Ainda de acordo com Figueiroa, há um exemplo na região da cidade vizinha ao Pantanal, Bonito (MS). Hoje, a região toda tem seus principais rios ameaçados pelo avanço do cultivo de soja em regiões de banhado, mais vulneráveis a qualquer alteração.
“A morosidade do Estado em pautar ou direcionar o avanço dessas lavouras propiciou que ele fosse desordenado em locais ambientalmente sensíveis a um custo enorme para a região”, contextualiza.
O Mato Grosso do Sul possui 35,7 milhões de hectares em sua totalidade. Em 2021/2022, 3,7 milhões de hectares foram utilizados para o plantio de soja (11% do Estado).
Porém, existem atualmente 8 milhões de hectares de áreas degradadas que poderiam ser convertidas em plantio sem necessidade de avançar no Pantanal.
“Diante desse cenário, a hora de pautar e direcionar esforços nessa legislação é agora, quando ainda há poucos hectares de soja na planície e não há tempo a perder”, enfatiza o presidente do SOS Pantanal, Alexandre Bossi, sobre a urgência de sensibilizar a todos – sociedade civil, opinião pública, ambientalistas e a classe política do Mato Grosso do Sul – sobre os riscos que o amplo cultivo de soja pode acarretar.

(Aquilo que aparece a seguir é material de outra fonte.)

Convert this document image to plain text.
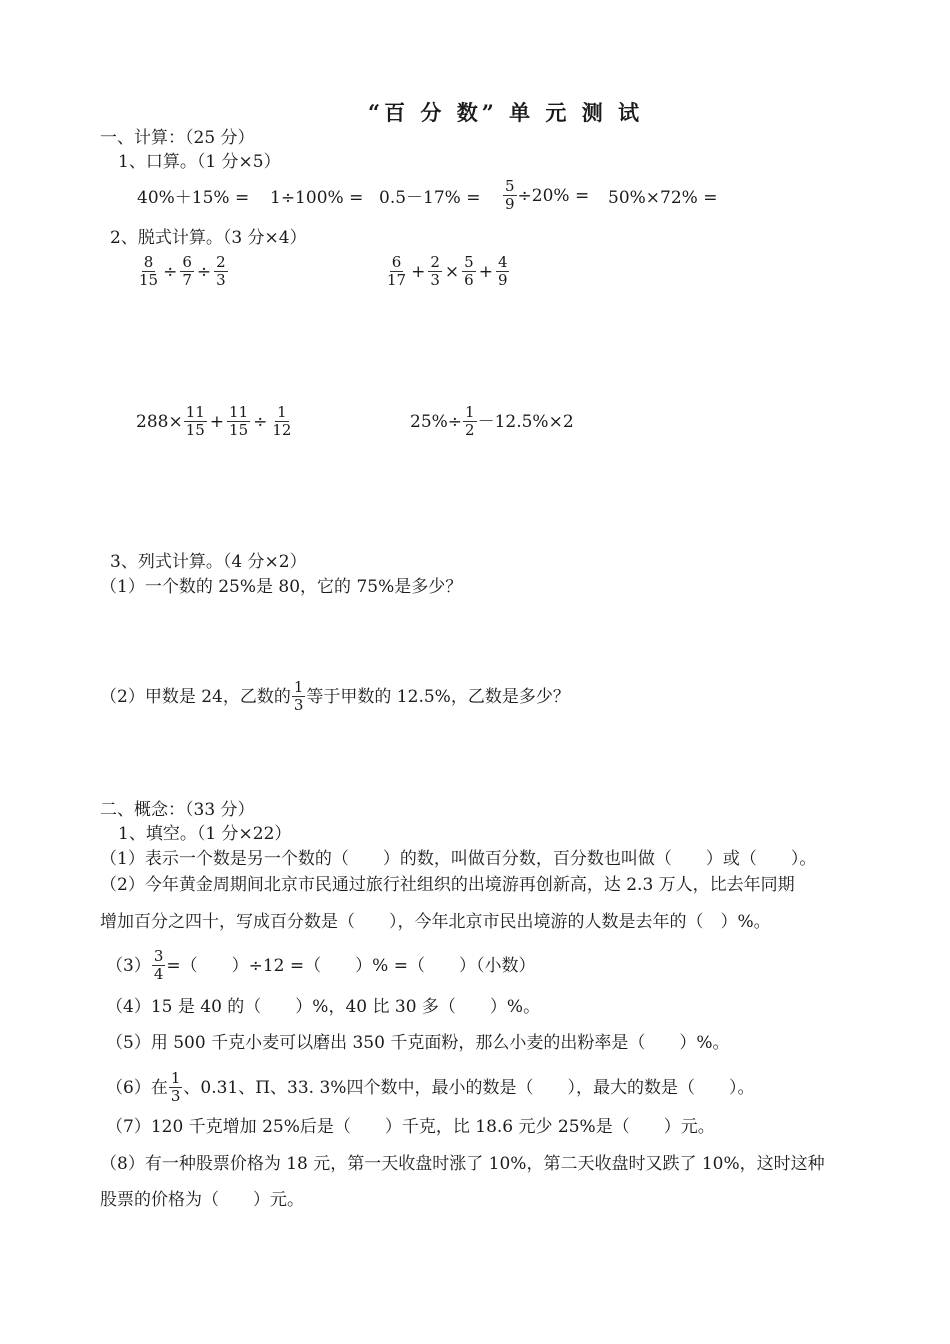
“百 分 数” 单 元 测 试
一、计算：（25 分）
1、口算。（1 分×5）
$40\%+15\% = 1\div 100\% = 0.5-17\% = \frac{5}{9} \div 20\% = 50\%\times 72\%$ =
2、脱式计算。（3 分×4）
$\frac{8}{15} \div \frac{6}{7} \div \frac{2}{3}$	$\frac{6}{17} + \frac{2}{3} \times \frac{5}{6} + \frac{4}{9}$
$288\times \frac{11}{15} + \frac{11}{15} \div \frac{1}{12}$	$25\%\div \frac{1}{2} -12.5\%\times 2$
3、列式计算。（4 分×2）
（1）一个数的 25%是 80，它的 75%是多少？
（2）甲数是 24，乙数的 $\frac{1}{3}$ 等于甲数的 12.5%，乙数是多少？
二、概念：（33 分）
1、填空。（1 分×22）
（1）表示一个数是另一个数的（　　）的数，叫做百分数，百分数也叫做（　　）或（　　）。
（2）今年黄金周期间北京市民通过旅行社组织的出境游再创新高，达 2.3 万人，比去年同期
增加百分之四十，写成百分数是（　　），今年北京市民出境游的人数是去年的（　）%。
$(3) \frac{3}{4}$ =（　　）÷12 =（　　）% =（　　）（小数）
（4）15 是 40 的（　　）%，40 比 30 多（　　）%。
（5）用 500 千克小麦可以磨出 350 千克面粉，那么小麦的出粉率是（　　）%。
（6）在 $\frac{1}{3}$ 、0.31、Π、33. 3%四个数中，最小的数是（　　），最大的数是（　　）。
（7）120 千克增加 25%后是（　　）千克，比 18.6 元少 25%是（　　）元。
（8）有一种股票价格为 18 元，第一天收盘时涨了 10%，第二天收盘时又跌了 10%，这时这种
股票的价格为（　　）元。
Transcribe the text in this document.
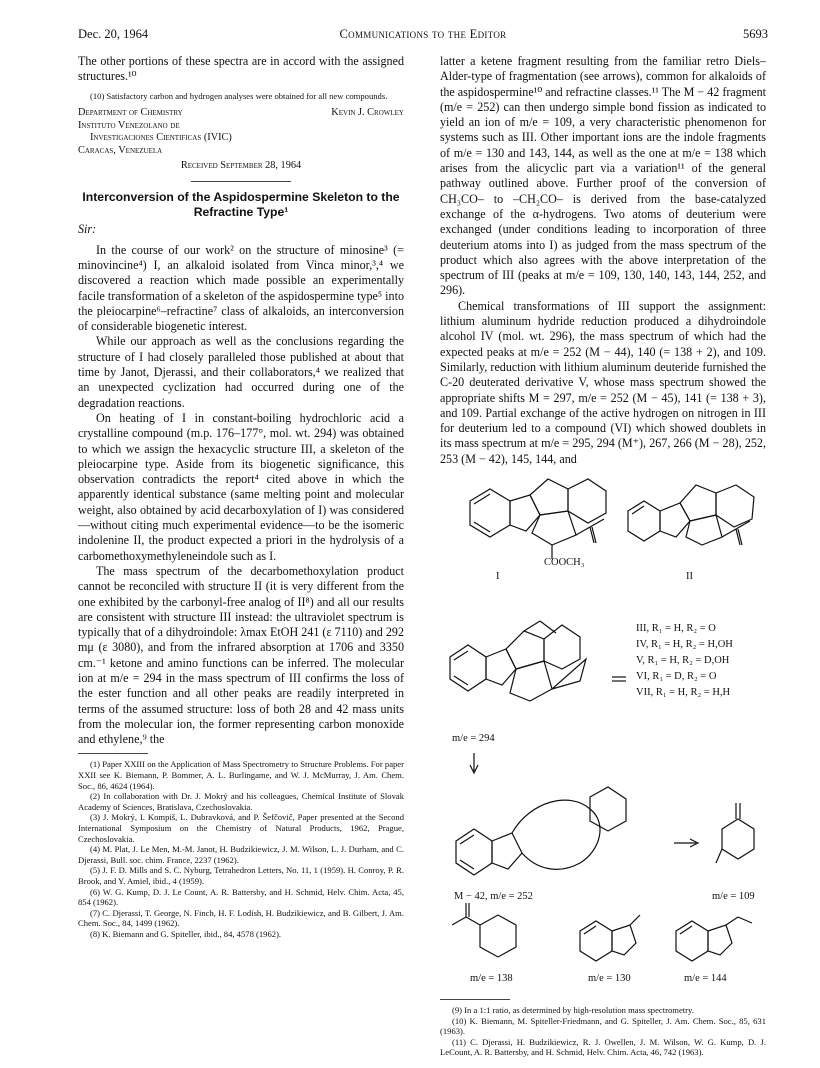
Dec. 20, 1964	Communications to the Editor	5693

The other portions of these spectra are in accord with the assigned structures.¹⁰

(10) Satisfactory carbon and hydrogen analyses were obtained for all new compounds.

Department of Chemistry	Kevin J. Crowley
Instituto Venezolano de
Investigaciones Cientificas (IVIC)
Caracas, Venezuela
Received September 28, 1964

Interconversion of the Aspidospermine Skeleton to the Refractine Type¹

Sir:

In the course of our work² on the structure of minosine³ (= minovincine⁴) I, an alkaloid isolated from Vinca minor,³,⁴ we discovered a reaction which made possible an experimentally facile transformation of a skeleton of the aspidospermine type⁵ into the pleiocarpine⁶–refractine⁷ class of alkaloids, an interconversion of considerable biogenetic interest.

While our approach as well as the conclusions regarding the structure of I had closely paralleled those published at about that time by Janot, Djerassi, and their collaborators,⁴ we realized that an unexpected cyclization had occurred during one of the degradation reactions.

On heating of I in constant-boiling hydrochloric acid a crystalline compound (m.p. 176–177°, mol. wt. 294) was obtained to which we assign the hexacyclic structure III, a skeleton of the pleiocarpine type. Aside from its biogenetic significance, this observation contradicts the report⁴ cited above in which the apparently identical substance (same melting point and molecular weight, also obtained by acid decarboxylation of I) was considered—without citing much experimental evidence—to be the isomeric indolenine II, the product expected a priori in the hydrolysis of a carbomethoxymethyleneindole such as I.

The mass spectrum of the decarbomethoxylation product cannot be reconciled with structure II (it is very different from the one exhibited by the carbonyl-free analog of II⁸) and all our results are consistent with structure III instead: the ultraviolet spectrum is typically that of a dihydroindole: λmax EtOH 241 (ε 7110) and 292 mμ (ε 3080), and from the infrared absorption at 1706 and 3350 cm.⁻¹ ketone and amino functions can be inferred. The molecular ion at m/e = 294 in the mass spectrum of III confirms the loss of the ester function and all other peaks are readily interpreted in terms of the assumed structure: loss of both 28 and 42 mass units from the molecular ion, the former representing carbon monoxide and ethylene,⁹ the

(1) Paper XXIII on the Application of Mass Spectrometry to Structure Problems. For paper XXII see K. Biemann, P. Bommer, A. L. Burlingame, and W. J. McMurray, J. Am. Chem. Soc., 86, 4624 (1964).

(2) In collaboration with Dr. J. Mokrý and his colleagues, Chemical Institute of Slovak Academy of Sciences, Bratislava, Czechoslovakia.

(3) J. Mokrý, I. Kompiš, L. Dubravková, and P. Šefčovič, Paper presented at the Second International Symposium on the Chemistry of Natural Products, 1962, Prague, Czechoslovakia.

(4) M. Plat, J. Le Men, M.-M. Janot, H. Budzikiewicz, J. M. Wilson, L. J. Durham, and C. Djerassi, Bull. soc. chim. France, 2237 (1962).

(5) J. F. D. Mills and S. C. Nyburg, Tetrahedron Letters, No. 11, 1 (1959). H. Conroy, P. R. Brook, and Y. Amiel, ibid., 4 (1959).

(6) W. G. Kump, D. J. Le Count, A. R. Battersby, and H. Schmid, Helv. Chim. Acta, 45, 854 (1962).

(7) C. Djerassi, T. George, N. Finch, H. F. Lodish, H. Budzikiewicz, and B. Gilbert, J. Am. Chem. Soc., 84, 1499 (1962).

(8) K. Biemann and G. Spiteller, ibid., 84, 4578 (1962).

latter a ketene fragment resulting from the familiar retro Diels–Alder-type of fragmentation (see arrows), common for alkaloids of the aspidospermine¹⁰ and refractine classes.¹¹ The M − 42 fragment (m/e = 252) can then undergo simple bond fission as indicated to yield an ion of m/e = 109, a very characteristic phenomenon for systems such as III. Other important ions are the indole fragments of m/e = 130 and 143, 144, as well as the one at m/e = 138 which arises from the alicyclic part via a variation¹¹ of the general pathway outlined above. Further proof of the conversion of CH₃CO– to –CH₂CO– is derived from the base-catalyzed exchange of the α-hydrogens. Two atoms of deuterium were exchanged (under conditions leading to incorporation of three deuterium atoms into I) as judged from the mass spectrum of the product which also agrees with the above interpretation of the spectrum of III (peaks at m/e = 109, 130, 140, 143, 144, 252, and 296).

Chemical transformations of III support the assignment: lithium aluminum hydride reduction produced a dihydroindole alcohol IV (mol. wt. 296), the mass spectrum of which had the expected peaks at m/e = 252 (M − 44), 140 (= 138 + 2), and 109. Similarly, reduction with lithium aluminum deuteride furnished the C-20 deuterated derivative V, whose mass spectrum showed the appropriate shifts M = 297, m/e = 252 (M − 45), 141 (= 138 + 3), and 109. Partial exchange of the active hydrogen on nitrogen in III for deuterium led to a compound (VI) which showed doublets in its mass spectrum at m/e = 295, 294 (M⁺), 267, 266 (M − 28), 252, 253 (M − 42), 145, 144, and

COOCH₃
I	II
III, R₁ = H, R₂ = O
IV, R₁ = H, R₂ = H,OH
V, R₁ = H, R₂ = D,OH
VI, R₁ = D, R₂ = O
VII, R₁ = H, R₂ = H,H
m/e = 294
M − 42, m/e = 252	m/e = 109
m/e = 138	m/e = 130	m/e = 144

(9) In a 1:1 ratio, as determined by high-resolution mass spectrometry.

(10) K. Biemann, M. Spiteller-Friedmann, and G. Spiteller, J. Am. Chem. Soc., 85, 631 (1963).

(11) C. Djerassi, H. Budzikiewicz, R. J. Owellen, J. M. Wilson, W. G. Kump, D. J. LeCount, A. R. Battersby, and H. Schmid, Helv. Chim. Acta, 46, 742 (1963).
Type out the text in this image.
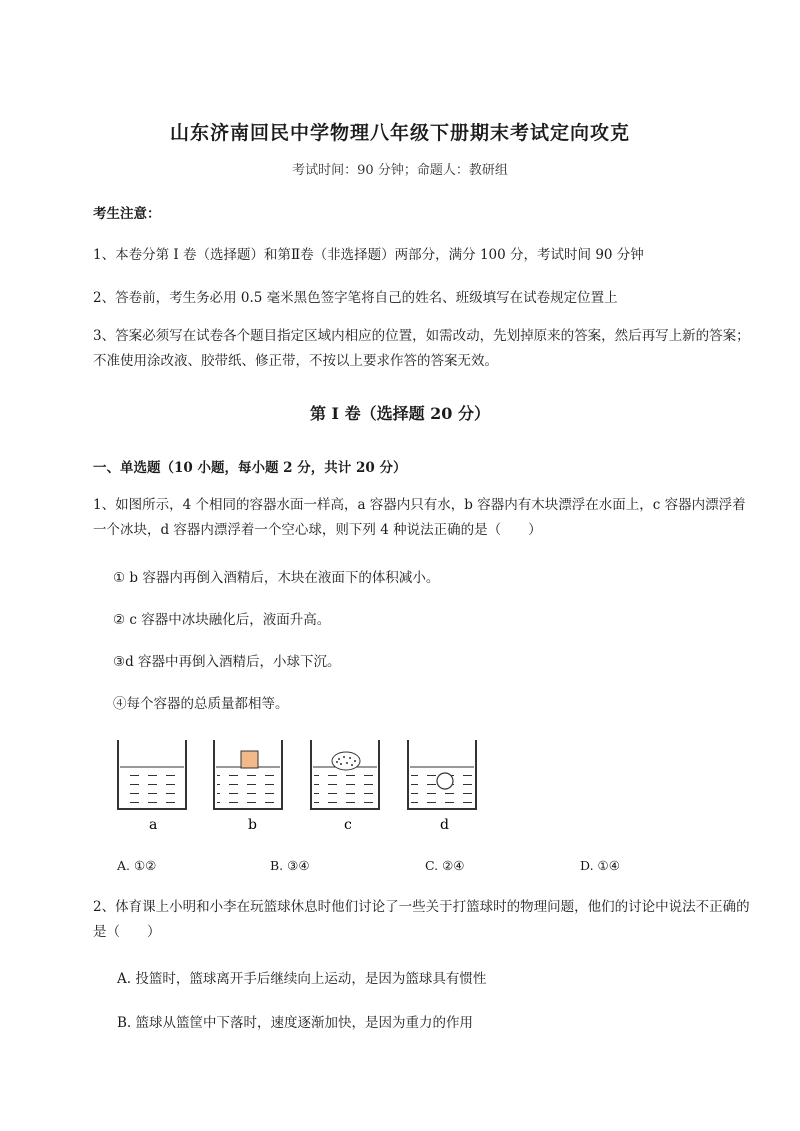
山东济南回民中学物理八年级下册期末考试定向攻克
考试时间：90 分钟；命题人：教研组
考生注意：
1、本卷分第 I 卷（选择题）和第Ⅱ卷（非选择题）两部分，满分 100 分，考试时间 90 分钟
2、答卷前，考生务必用 0.5 毫米黑色签字笔将自己的姓名、班级填写在试卷规定位置上
3、答案必须写在试卷各个题目指定区域内相应的位置，如需改动，先划掉原来的答案，然后再写上新的答案；不准使用涂改液、胶带纸、修正带，不按以上要求作答的答案无效。
第 I 卷（选择题 20 分）
一、单选题（10 小题，每小题 2 分，共计 20 分）
1、如图所示，4 个相同的容器水面一样高，a 容器内只有水，b 容器内有木块漂浮在水面上，c 容器内漂浮着一个冰块，d 容器内漂浮着一个空心球，则下列 4 种说法正确的是（　　）
① b 容器内再倒入酒精后，木块在液面下的体积减小。
② c 容器中冰块融化后，液面升高。
③d 容器中再倒入酒精后，小球下沉。
④每个容器的总质量都相等。
a	b	c	d
A. ①②	B. ③④	C. ②④	D. ①④
2、体育课上小明和小李在玩篮球休息时他们讨论了一些关于打篮球时的物理问题，他们的讨论中说法不正确的是（　　）
A. 投篮时，篮球离开手后继续向上运动，是因为篮球具有惯性
B. 篮球从篮筐中下落时，速度逐渐加快，是因为重力的作用
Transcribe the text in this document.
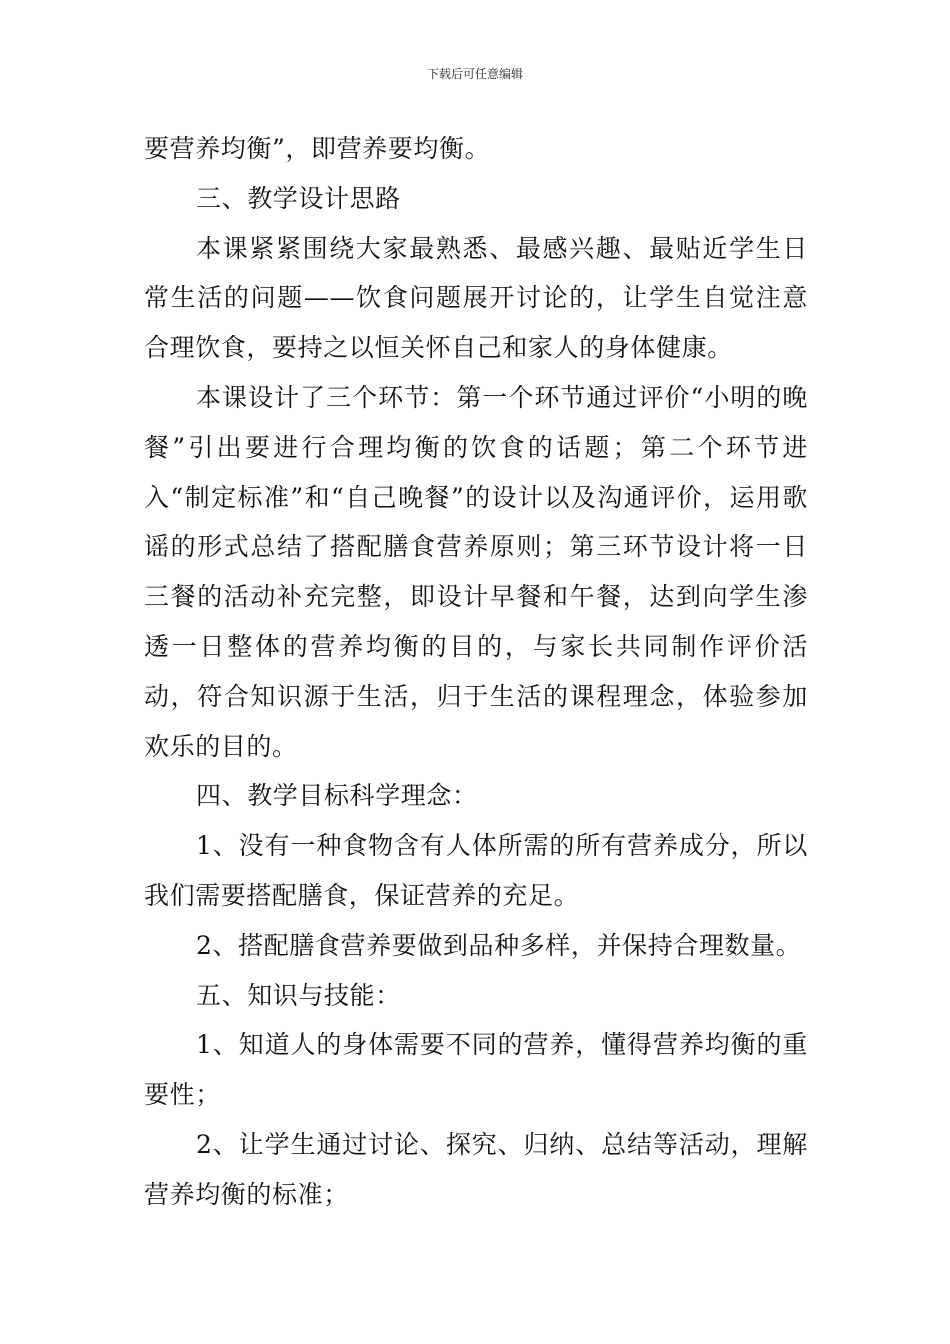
下载后可任意编辑

要营养均衡”，即营养要均衡。

三、教学设计思路

本课紧紧围绕大家最熟悉、最感兴趣、最贴近学生日常生活的问题——饮食问题展开讨论的，让学生自觉注意合理饮食，要持之以恒关怀自己和家人的身体健康。

本课设计了三个环节：第一个环节通过评价“小明的晚餐”引出要进行合理均衡的饮食的话题；第二个环节进入“制定标准”和“自己晚餐”的设计以及沟通评价，运用歌谣的形式总结了搭配膳食营养原则；第三环节设计将一日三餐的活动补充完整，即设计早餐和午餐，达到向学生渗透一日整体的营养均衡的目的，与家长共同制作评价活动，符合知识源于生活，归于生活的课程理念，体验参加欢乐的目的。

四、教学目标科学理念：

1、没有一种食物含有人体所需的所有营养成分，所以我们需要搭配膳食，保证营养的充足。

2、搭配膳食营养要做到品种多样，并保持合理数量。

五、知识与技能：

1、知道人的身体需要不同的营养，懂得营养均衡的重要性；

2、让学生通过讨论、探究、归纳、总结等活动，理解营养均衡的标准；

Ainda de acordo com Bossi, o Estado vizinho, Mato Grosso, já possui uma legislação que impede o cultivo de soja na planície. “O Mato Grosso do Sul deveria seguir o mesmo caminho. Viemos alertar sobre o futuro da planície e trazer à tona futuros problemas e, com eles, possíveis soluções, inclusive econômicas”, diz.
Segundo Figueiroa, no Pantanal, por ser uma grande extensão alagável, o risco de malefícios gerados por uma produção agrícola em larga escala é potencializado por conta da utilização de moléculas de ação biocidas (inseticidas, fungicidas, herbicidas e nematicidas), que visam ao controle de pragas, doenças e plantas invasoras.
Esses produtos possuem compostos poluidores, como metais pesados, surfactantes e emulsificantes, dentre outros, que, quando entram em contato com o solo, não há barreira física que os impeça de contaminar a água de todo o sistema, afetando esse bioma que é abrigo de uma rica biodiversidade e de populações tradicionais.